Edito : Face aux aigles noirs, nos frondes

ax 189Après les attentats de Bruxelles du 22 mars qui ont fait 35 morts et 350 blessés, nous sommes restées muettes pendant plusieurs jours, figées, tandis qu’à l’intérieur de nous se bousculaient le choc, la tristesse, la peur, la révolte. La colère, le sentiment d’injustice, implacable, terrassant. L’amour pour nos proches, l’urgence de l’existence, sa fragilité, le besoin vital d’une société différente. La soif de comprendre pourquoi ici, et ailleurs dans le monde, au Pakistan, en Irak, en Côte d’Ivoire, en Syrie bien sûr. Pourquoi cette violence et cette détermination à la haine, à quelles sources souterraines puisent leurs racines, à quels affreux astres elles s’épanouissent.

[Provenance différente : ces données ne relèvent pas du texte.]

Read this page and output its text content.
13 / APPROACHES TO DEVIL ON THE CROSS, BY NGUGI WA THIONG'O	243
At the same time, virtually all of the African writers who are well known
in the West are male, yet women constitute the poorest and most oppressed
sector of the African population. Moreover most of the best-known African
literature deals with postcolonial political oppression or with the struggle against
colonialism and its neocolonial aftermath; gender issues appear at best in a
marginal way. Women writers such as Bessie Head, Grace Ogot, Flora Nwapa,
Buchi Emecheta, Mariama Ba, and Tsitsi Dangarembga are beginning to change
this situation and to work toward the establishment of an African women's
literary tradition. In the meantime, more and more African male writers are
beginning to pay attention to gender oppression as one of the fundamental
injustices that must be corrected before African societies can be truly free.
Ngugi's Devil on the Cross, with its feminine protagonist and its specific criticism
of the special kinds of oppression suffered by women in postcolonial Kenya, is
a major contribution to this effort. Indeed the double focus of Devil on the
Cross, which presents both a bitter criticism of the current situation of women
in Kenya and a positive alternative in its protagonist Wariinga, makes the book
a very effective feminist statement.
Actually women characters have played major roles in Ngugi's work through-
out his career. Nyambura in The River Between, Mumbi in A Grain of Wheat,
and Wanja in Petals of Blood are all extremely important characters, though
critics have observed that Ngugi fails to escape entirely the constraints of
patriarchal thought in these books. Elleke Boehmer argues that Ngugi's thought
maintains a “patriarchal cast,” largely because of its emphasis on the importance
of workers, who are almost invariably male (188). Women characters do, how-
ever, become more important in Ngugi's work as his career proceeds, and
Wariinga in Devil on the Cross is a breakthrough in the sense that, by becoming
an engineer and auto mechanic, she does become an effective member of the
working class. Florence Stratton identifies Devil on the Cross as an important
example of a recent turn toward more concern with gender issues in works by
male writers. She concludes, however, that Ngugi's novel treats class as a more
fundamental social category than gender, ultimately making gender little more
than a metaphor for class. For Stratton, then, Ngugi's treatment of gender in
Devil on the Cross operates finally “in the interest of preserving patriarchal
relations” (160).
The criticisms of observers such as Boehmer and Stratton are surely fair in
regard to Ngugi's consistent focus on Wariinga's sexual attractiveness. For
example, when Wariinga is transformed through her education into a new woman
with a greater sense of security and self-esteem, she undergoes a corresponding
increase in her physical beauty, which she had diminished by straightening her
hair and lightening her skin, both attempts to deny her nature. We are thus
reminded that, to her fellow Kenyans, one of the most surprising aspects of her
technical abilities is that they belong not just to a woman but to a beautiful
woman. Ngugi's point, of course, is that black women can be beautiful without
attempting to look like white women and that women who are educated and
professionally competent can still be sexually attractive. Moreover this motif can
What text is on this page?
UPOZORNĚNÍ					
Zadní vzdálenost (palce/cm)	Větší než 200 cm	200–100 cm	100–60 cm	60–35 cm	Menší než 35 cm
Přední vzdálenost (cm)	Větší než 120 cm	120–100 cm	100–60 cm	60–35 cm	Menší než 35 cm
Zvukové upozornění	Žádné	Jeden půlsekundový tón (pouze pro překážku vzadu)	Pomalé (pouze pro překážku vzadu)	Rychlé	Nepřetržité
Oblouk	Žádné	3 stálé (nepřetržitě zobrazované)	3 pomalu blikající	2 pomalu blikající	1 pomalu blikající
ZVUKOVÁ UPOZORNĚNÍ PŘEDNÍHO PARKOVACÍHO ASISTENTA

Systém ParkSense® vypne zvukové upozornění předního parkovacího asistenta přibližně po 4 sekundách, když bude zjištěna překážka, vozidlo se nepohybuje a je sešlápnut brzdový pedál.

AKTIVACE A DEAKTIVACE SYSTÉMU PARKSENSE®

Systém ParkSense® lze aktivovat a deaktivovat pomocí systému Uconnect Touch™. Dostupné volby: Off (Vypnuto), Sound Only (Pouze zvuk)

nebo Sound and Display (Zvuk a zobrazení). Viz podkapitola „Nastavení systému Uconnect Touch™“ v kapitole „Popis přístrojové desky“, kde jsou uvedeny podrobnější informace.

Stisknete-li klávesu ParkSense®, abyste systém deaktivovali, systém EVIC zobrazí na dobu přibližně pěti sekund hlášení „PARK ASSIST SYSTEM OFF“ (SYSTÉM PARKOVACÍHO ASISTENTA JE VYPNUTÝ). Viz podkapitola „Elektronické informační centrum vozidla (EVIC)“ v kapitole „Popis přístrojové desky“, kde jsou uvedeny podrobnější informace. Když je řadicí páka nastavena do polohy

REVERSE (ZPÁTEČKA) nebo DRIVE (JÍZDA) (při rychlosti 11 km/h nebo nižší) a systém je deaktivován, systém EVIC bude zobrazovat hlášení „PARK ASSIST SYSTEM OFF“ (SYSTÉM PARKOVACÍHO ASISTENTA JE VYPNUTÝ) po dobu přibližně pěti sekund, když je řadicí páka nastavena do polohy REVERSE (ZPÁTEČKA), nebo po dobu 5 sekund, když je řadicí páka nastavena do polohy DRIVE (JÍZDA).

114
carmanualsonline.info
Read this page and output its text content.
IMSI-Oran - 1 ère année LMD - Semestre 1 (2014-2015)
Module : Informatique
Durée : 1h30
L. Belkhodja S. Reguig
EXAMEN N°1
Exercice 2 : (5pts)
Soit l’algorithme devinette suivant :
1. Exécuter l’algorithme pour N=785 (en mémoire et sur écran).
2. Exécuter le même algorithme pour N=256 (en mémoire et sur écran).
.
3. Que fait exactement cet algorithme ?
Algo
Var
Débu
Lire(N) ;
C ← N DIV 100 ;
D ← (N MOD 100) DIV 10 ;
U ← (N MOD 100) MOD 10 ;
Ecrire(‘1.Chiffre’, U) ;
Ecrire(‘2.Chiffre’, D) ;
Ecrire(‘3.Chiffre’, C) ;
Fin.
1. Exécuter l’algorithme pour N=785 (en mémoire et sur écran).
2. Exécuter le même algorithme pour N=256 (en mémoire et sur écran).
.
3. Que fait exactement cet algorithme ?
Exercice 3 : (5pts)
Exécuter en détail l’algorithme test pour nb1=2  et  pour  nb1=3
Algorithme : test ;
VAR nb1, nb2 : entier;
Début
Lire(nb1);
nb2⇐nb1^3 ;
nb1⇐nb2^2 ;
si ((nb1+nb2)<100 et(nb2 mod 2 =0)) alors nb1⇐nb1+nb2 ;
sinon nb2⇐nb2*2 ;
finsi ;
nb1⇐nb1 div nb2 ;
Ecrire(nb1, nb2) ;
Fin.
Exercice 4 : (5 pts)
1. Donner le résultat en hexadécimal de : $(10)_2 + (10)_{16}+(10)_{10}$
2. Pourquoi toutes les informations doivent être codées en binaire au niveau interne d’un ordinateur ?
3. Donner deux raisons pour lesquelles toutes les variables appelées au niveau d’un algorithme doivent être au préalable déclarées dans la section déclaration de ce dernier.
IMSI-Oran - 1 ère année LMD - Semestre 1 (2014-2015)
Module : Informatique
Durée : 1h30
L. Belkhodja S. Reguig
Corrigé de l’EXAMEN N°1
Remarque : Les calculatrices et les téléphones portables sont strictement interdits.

Barbara chantait, vraisemblablement à propos de son enfance passée auprès d’un père incestueux, L’Aigle noir. Dans notre ciel, les sombres oiseaux, nombreux, féroces, battent des ailes, tentent de dissimuler le soleil, se rapprochent, trop près.


L’aigle de la terreur.

L’aigle de la domination.

L’aigle de la précarité.

 

Mais nous sommes des frondeuses. Même liquéfiées au-dedans, nous haussons le menton.

Nous prenons les armes. La Kurde de Syrie Viyan, à 25 ans, a des dizaines de batailles à son actif contre les combattants de Daech.

Nous prenons la plume, comme Marie-Alice Claeys. Son témoignage nourrit les pages de notre dossier consacré à l’inceste, un crime de masse, impuni, indicible, et pourtant elle, elle l’a nommé, a planté son stylo en plein cœur. Nous prenons la pose avec Élisabeth Schneider, dont le travail de révélation de l’inceste, au sens propre comme au sens figuré, est une illumination.

Nous prenons la parole, ainsi que les femmes de Molenbeek, au front contre les violences policières.

Nous prenons l’histoire à bras-le-corps avec les grands-mères aborigènes d’Australie, qui luttent pour que ne se perpétuent plus les placements abusifs d’enfants par les services sociaux.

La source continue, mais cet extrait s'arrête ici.